Why, I don’t know. He’d made no move to prevent Brin from tossing me in here. Even if he came, there was every chance that he might not intervene. He might simply decide to leave me to my own devices. A growth opportunity, as my grandfather had put it.
Still, in that moment, his name was the only one I could think of.
The darkness moved. An impression of wings spreading wide before a shape contorted into something else. Its appearance changed again. Then a third time.
“You’re not Alches, are you?” I guessed with a sinking feeling.
This was something else. Something that regarded me with detached curiosity.
I kept my eyes trained on the entity, instinct whispering that I was in danger. A splotch of ocher lurched forward, twining around my leg like a cat.
A pained noise whistled through my teeth. The only sound I let escape.
Agony lanced my shoulder a second later. The blue magic that was the source of the sensation twisted to face me.
Its appearance acted like an invitation. The colors converged on me.
I gritted my teeth against the pain, curling in on myself and hunkering down.
The entity simply watched as the colors took turns zapping me. I rode the waves of pain. It wasn’t until my throat was raw that I realized I’d started screaming at some point.
Through the haze, I became aware of a pattern. They never brushed against me in the same place twice. Every time they chose new, unbroken flesh. Each lance of pain crescendoing before receding. And when it did, something new flooded in. Like a forest devastated by a fire before experiencing new growth. The old burned away so something new could flower in its place.
Right after that realization, I became aware that each encounter hurt less and less.
They were helping me. Their touches leaving me stronger than I’d been before.
My body was coming alive. Something within expanding into the spaces that experienced the renewal.
My abyss. It thirsted.
This was what Brin had meant by becoming. I was in the midst of a metamorphosis into something else.
Something dark and beautiful. Powerful and strong.
With that glimpse came a knowledge I didn’t stop to question. By instinct I grasped one of the shadows closest to me, pulling it.
Its edges began to rip. Light filtered through the tear I’d created. Not stopping to question myself, I threw myself forward and through it.
And once again, I was falling.
This time the plummet was short. A mere span of seconds before I landed sprawled on a floor of cold, hard stone.

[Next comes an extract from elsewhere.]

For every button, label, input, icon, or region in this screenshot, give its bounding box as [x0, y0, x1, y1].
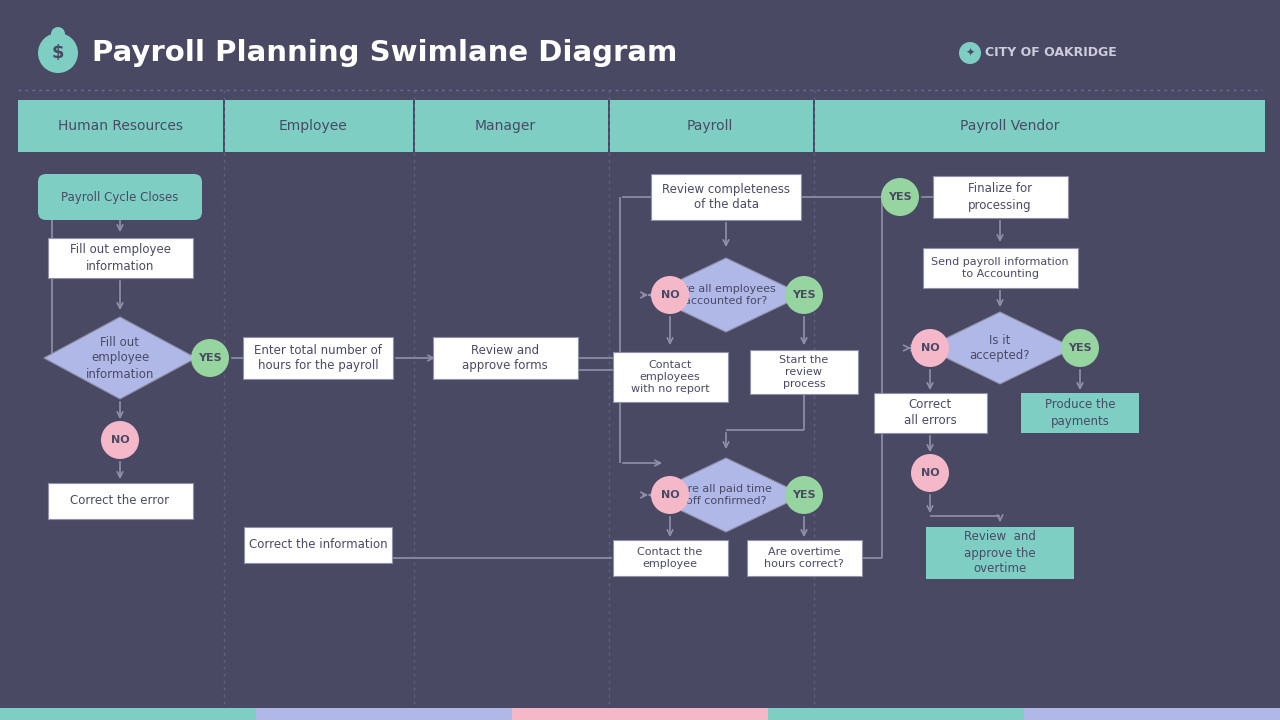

“I can’t believe that worked.”
My ribs protested as I pushed myself upright. The sight that greeted me had a raw laugh scraping my insides.
What was that saying?
Never trust a Fae.
Sound advice if I ever heard any.
That “window” Brin had left led to a prison cell. An oubliette if I wasn’t mistaken.
Carved out of stone, the room possessed only one exit. A hole far above my head over which iron bars had been placed.
I shifted until my back was resting against the nearest wall. “I’m trapped.”